Policeman hospitalized with leg burns; large groups of residents thank officers
American flag are seen at a protest about anti-extradition bill in Tsim She Tsui on Aug 3, 2019, in an attempt to invite the US interference into Hong Kong affairs. (PHOTO / CHINA DAILY)
Separate protests were held in various parts of Hong Kong on Sunday as the demonstrations entered their tenth week, while large groups of Hong Kong residents visited several police stations over the weekend to express their firm support and respect for the police force.
On Sunday, a radical protestor hit a police officer with a gasoline bomb, and Commissioner of Police Lo Waichung later visited the officer, who had been hospitalized for burn wounds on his legs.
A resident surnamed Chan, who visited Kwai Chung Police Station with his wife and son on Saturday, said: “The police have been working really hard to safeguard social order. We came here to show our support.” The boy gave the police a handwritten card.
Carrie Lam Cheng Yuet-ngor, chief executive of the Hong Kong Special Administrative Region, visited on Friday the Wong Tai Sin Police Station and dormitory, which had been attacked by radical protesters. Lam thanked the police officers for their hard work to safeguard public safety.
The HKSAR government and police condemned the illegal assemblies and said police will strictly enforce the law against all violent and illegal acts.
Protesters who break the law should be brought to justice, the government stressed.

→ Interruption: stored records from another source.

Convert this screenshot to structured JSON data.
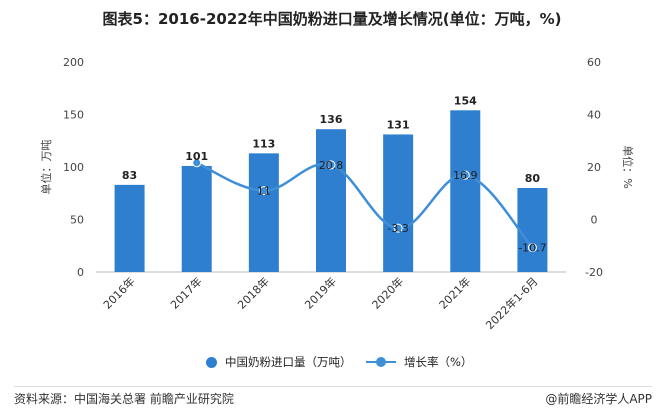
{
  "title": "图表5：2016-2022年中国奶粉进口量及增长情况(单位：万吨，%)",
  "source": "资料来源：中国海关总署 前瞻产业研究院",
  "brand": "@前瞻经济学人APP",
  "colors": {
    "bar": "#2f7fd0",
    "line": "#3f8fd8"
  },
  "chart_data": {
    "type": "bar",
    "categories": [
      "2016年",
      "2017年",
      "2018年",
      "2019年",
      "2020年",
      "2021年",
      "2022年1-6月"
    ],
    "series": [
      {
        "name": "中国奶粉进口量（万吨）",
        "type": "bar",
        "axis": "left",
        "values": [
          83,
          101,
          113,
          136,
          131,
          154,
          80
        ]
      },
      {
        "name": "增长率（%）",
        "type": "line",
        "axis": "right",
        "values": [
          null,
          21.6,
          11,
          20.8,
          -3.3,
          16.9,
          -10.7
        ]
      }
    ],
    "bar_labels": [
      "83",
      "101",
      "113",
      "136",
      "131",
      "154",
      "80"
    ],
    "line_labels": [
      "",
      "",
      "11",
      "20.8",
      "-3.3",
      "16.9",
      "-10.7"
    ],
    "y_left": {
      "label": "单位：万吨",
      "ylim": [
        0,
        200
      ],
      "ticks": [
        0,
        50,
        100,
        150,
        200
      ]
    },
    "y_right": {
      "label": "单位：%",
      "ylim": [
        -20,
        60
      ],
      "ticks": [
        -20,
        0,
        20,
        40,
        60
      ]
    },
    "grid": false,
    "legend": "bottom"
  }
}
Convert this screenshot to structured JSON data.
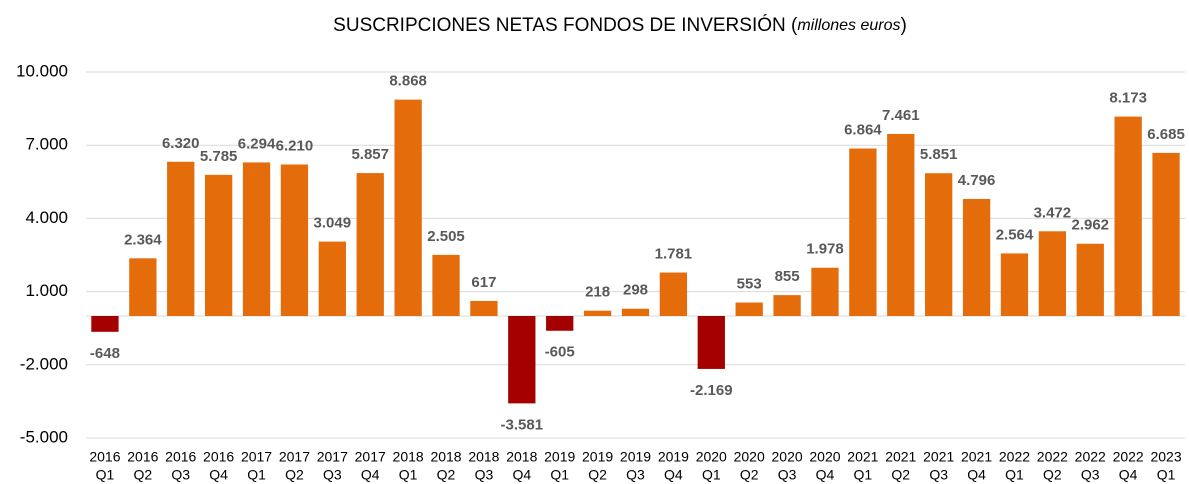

The HKSAR government and police condemned the illegal assemblies and said police will strictly enforce the law against all violent and illegal acts
The police reiterated that anyone participating in an unauthorized assembly will be committing an offense.
Security at the Sham Shui Po Police Station had been strengthened as protesters turned out on Sunday for a banned rally in the district in the afternoon. They soon occupied Cheung Sha Wan Road and set up barriers along the main thoroughfare. Others surrounded the police station and, ignoring a police warning to disperse, targeted officers with laser pointers.
At about the same time on the other side of the financial hub, demonstrators dressed mostly in black gathered in Victoria Park. Some were seen waving American flags.
After a brief peaceful demonstration, they left the park to take over Hennessy Road, a major thoroughfare in the heart of the shopping district in Causeway Bay, blocking traffic and disturbing tourists. In hitandrun tactics, they also went to Wan Chai, taking similar actions.
Those protesters face the risk of arrest because they deviated from the planned rally’s location. Under Hong Kong’s Public Order Ordinance, participating in an unlawful assembly is punishable by five years’ imprisonment, and rioting carries a maximum penalty of 10 years.
Also on Sunday, demonstrators continued to occupy the Hong Kong International Airport arrivals hall for a third day.
Riot suspect grounded
In a separate development, the city’s major airline, Cathy Pacific, confirmed on Saturday that a Hong Kong pilot charged with rioting for taking part in a recent protest has been grounded.
On Friday, the embattled airline received a warning from the Civil Aviation Administration of China, the national aviation regulator, over the possible safety risk the pilot posed and queries from passengers and the public.
The airline also confirmed that two of its employees had been dismissed for misconduct.
In Beijing, the Foreign Ministry urged the United Kingdom to stop interfering in China’s internal affairs and to refrain from making random, inflammatory accusations regarding Hong Kong. The refutation came after the British Foreign Office said that new Foreign Secretary Dominic Raab spoke by telephone on Friday with Lam about the situation in Hong Kong.
“I’d like to point out that Hong Kong today is a special administrative region of the People’s Republic of China. Long gone are the days when it was under British colonial rule,” Foreign Ministry spokeswoman Hua Chunying said on Saturday.